We create multiple repositories every month, and whilst it is feasible to expect a little setup for a new project, generally we want this to be as simple and automated as possible.
The Problems
I have many projects with multiple branches, and I do not wish to build all branches or even all projects in the same way. Because most of the build steps are similar I can turn these common steps into parameterized build jobs, and get each job to trigger the next in the chain, passing parameters and build artifacts along the chain. However, this falls apart if one of the steps needs to be skipped, because I don't know of a way to conditionally skip a build step. This implies I would need to copy the build jobs so that I can customise them for each pipeline, resulting in a very large number of build jobs. I could use a combination of plugins to create a job generator (eg. dsl flow, dsl job, etc), and hide as much as possible from the users, but what's the most elegant Jenkins solution to this? Are there any plugins, or examples that I might have missed? What's your experience of doing this?
Because step 2 can be split into two jobs that can be run in parallel, this introduces a complexity that is causing me problems with my pipeline. My first attempt would trigger a parameterized build job twice with different parameters, and then join the jobs afterwards using the join plugin, but it was beginning to look like it would be complicated to copy in the build artifacts from the two upstream jobs.
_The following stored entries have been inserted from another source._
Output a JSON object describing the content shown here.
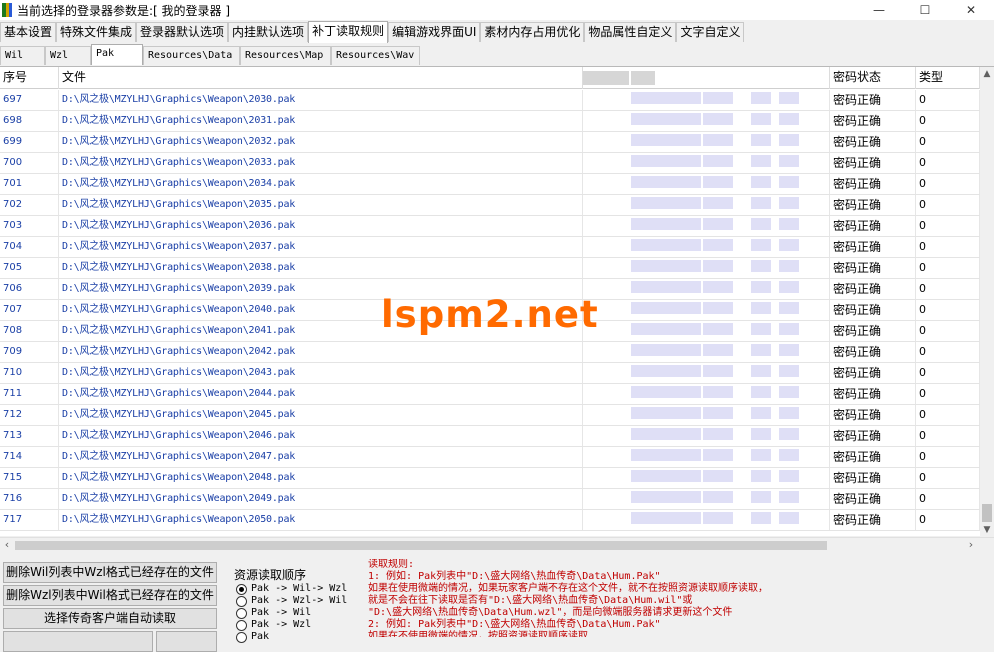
{
  "window": {
    "title": "当前选择的登录器参数是:[ 我的登录器 ]",
    "controls": {
      "minimize": "—",
      "maximize": "☐",
      "close": "✕"
    }
  },
  "main_tabs": [
    {
      "label": "基本设置",
      "active": false
    },
    {
      "label": "特殊文件集成",
      "active": false
    },
    {
      "label": "登录器默认选项",
      "active": false
    },
    {
      "label": "内挂默认选项",
      "active": false
    },
    {
      "label": "补丁读取规则",
      "active": true
    },
    {
      "label": "编辑游戏界面UI",
      "active": false
    },
    {
      "label": "素材内存占用优化",
      "active": false
    },
    {
      "label": "物品属性自定义",
      "active": false
    },
    {
      "label": "文字自定义",
      "active": false
    }
  ],
  "sub_tabs": [
    {
      "label": "Wil",
      "active": false
    },
    {
      "label": "Wzl",
      "active": false
    },
    {
      "label": "Pak",
      "active": true
    },
    {
      "label": "Resources\\Data",
      "active": false
    },
    {
      "label": "Resources\\Map",
      "active": false
    },
    {
      "label": "Resources\\Wav",
      "active": false
    }
  ],
  "table": {
    "columns": {
      "no": "序号",
      "file": "文件",
      "status": "密码状态",
      "type": "类型"
    },
    "rows": [
      {
        "no": "697",
        "file": "D:\\风之极\\MZYLHJ\\Graphics\\Weapon\\2030.pak",
        "status": "密码正确",
        "type": "0"
      },
      {
        "no": "698",
        "file": "D:\\风之极\\MZYLHJ\\Graphics\\Weapon\\2031.pak",
        "status": "密码正确",
        "type": "0"
      },
      {
        "no": "699",
        "file": "D:\\风之极\\MZYLHJ\\Graphics\\Weapon\\2032.pak",
        "status": "密码正确",
        "type": "0"
      },
      {
        "no": "700",
        "file": "D:\\风之极\\MZYLHJ\\Graphics\\Weapon\\2033.pak",
        "status": "密码正确",
        "type": "0"
      },
      {
        "no": "701",
        "file": "D:\\风之极\\MZYLHJ\\Graphics\\Weapon\\2034.pak",
        "status": "密码正确",
        "type": "0"
      },
      {
        "no": "702",
        "file": "D:\\风之极\\MZYLHJ\\Graphics\\Weapon\\2035.pak",
        "status": "密码正确",
        "type": "0"
      },
      {
        "no": "703",
        "file": "D:\\风之极\\MZYLHJ\\Graphics\\Weapon\\2036.pak",
        "status": "密码正确",
        "type": "0"
      },
      {
        "no": "704",
        "file": "D:\\风之极\\MZYLHJ\\Graphics\\Weapon\\2037.pak",
        "status": "密码正确",
        "type": "0"
      },
      {
        "no": "705",
        "file": "D:\\风之极\\MZYLHJ\\Graphics\\Weapon\\2038.pak",
        "status": "密码正确",
        "type": "0"
      },
      {
        "no": "706",
        "file": "D:\\风之极\\MZYLHJ\\Graphics\\Weapon\\2039.pak",
        "status": "密码正确",
        "type": "0"
      },
      {
        "no": "707",
        "file": "D:\\风之极\\MZYLHJ\\Graphics\\Weapon\\2040.pak",
        "status": "密码正确",
        "type": "0"
      },
      {
        "no": "708",
        "file": "D:\\风之极\\MZYLHJ\\Graphics\\Weapon\\2041.pak",
        "status": "密码正确",
        "type": "0"
      },
      {
        "no": "709",
        "file": "D:\\风之极\\MZYLHJ\\Graphics\\Weapon\\2042.pak",
        "status": "密码正确",
        "type": "0"
      },
      {
        "no": "710",
        "file": "D:\\风之极\\MZYLHJ\\Graphics\\Weapon\\2043.pak",
        "status": "密码正确",
        "type": "0"
      },
      {
        "no": "711",
        "file": "D:\\风之极\\MZYLHJ\\Graphics\\Weapon\\2044.pak",
        "status": "密码正确",
        "type": "0"
      },
      {
        "no": "712",
        "file": "D:\\风之极\\MZYLHJ\\Graphics\\Weapon\\2045.pak",
        "status": "密码正确",
        "type": "0"
      },
      {
        "no": "713",
        "file": "D:\\风之极\\MZYLHJ\\Graphics\\Weapon\\2046.pak",
        "status": "密码正确",
        "type": "0"
      },
      {
        "no": "714",
        "file": "D:\\风之极\\MZYLHJ\\Graphics\\Weapon\\2047.pak",
        "status": "密码正确",
        "type": "0"
      },
      {
        "no": "715",
        "file": "D:\\风之极\\MZYLHJ\\Graphics\\Weapon\\2048.pak",
        "status": "密码正确",
        "type": "0"
      },
      {
        "no": "716",
        "file": "D:\\风之极\\MZYLHJ\\Graphics\\Weapon\\2049.pak",
        "status": "密码正确",
        "type": "0"
      },
      {
        "no": "717",
        "file": "D:\\风之极\\MZYLHJ\\Graphics\\Weapon\\2050.pak",
        "status": "密码正确",
        "type": "0"
      }
    ]
  },
  "buttons": {
    "delete_wil": "删除Wil列表中Wzl格式已经存在的文件",
    "delete_wzl": "删除Wzl列表中Wil格式已经存在的文件",
    "auto_read": "选择传奇客户端自动读取"
  },
  "read_order": {
    "title": "资源读取顺序",
    "options": [
      {
        "label": "Pak -> Wil-> Wzl",
        "checked": true
      },
      {
        "label": "Pak -> Wzl-> Wil",
        "checked": false
      },
      {
        "label": "Pak -> Wil",
        "checked": false
      },
      {
        "label": "Pak -> Wzl",
        "checked": false
      },
      {
        "label": "Pak",
        "checked": false
      }
    ]
  },
  "rules": {
    "lines": [
      "读取规则:",
      "1: 例如: Pak列表中\"D:\\盛大网络\\热血传奇\\Data\\Hum.Pak\"",
      "    如果在使用微端的情况，如果玩家客户端不存在这个文件，就不在按照资源读取顺序读取，",
      "    就是不会在往下读取是否有\"D:\\盛大网络\\热血传奇\\Data\\Hum.wil\"或",
      "  \"D:\\盛大网络\\热血传奇\\Data\\Hum.wzl\"，而是向微端服务器请求更新这个文件",
      "2: 例如: Pak列表中\"D:\\盛大网络\\热血传奇\\Data\\Hum.Pak\"",
      "    如果在不使用微端的情况，按照资源读取顺序读取"
    ]
  },
  "watermark": "lspm2.net"
}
This is significant, because I need the build artifacts from both jobs for stage 3. What's the most elegant solution to join parallel jobs and copy artifacts from them all? Are there any examples that I might have missed?
I need to combine test results generated from both of the jobs in stage 2, and copy them to the job that triggers the build. What's the best way to handle this?
I'm happy to read articles, presentations, technical articles, reference documentation, write scripts and whatever else necessary to make this work nicely, but I'm not a Jenkins expert. If anyone can give me some advice on these 3 problems then that would be helpful. Additionally, I would appreciate any constructive advice on how to get the best out of pipeline CI builds in Jenkins, if relevant.
For the first point, the Job Generator plugin I wrote has been developed to address this use case. You can find more info on the wiki page of Job Generator.
There is also the same type of plugin with a different approach (job generator as a build step), it is called Jobcopy Builder.
The other approaches you mentioned require some kind of DSL and can be a good choice too.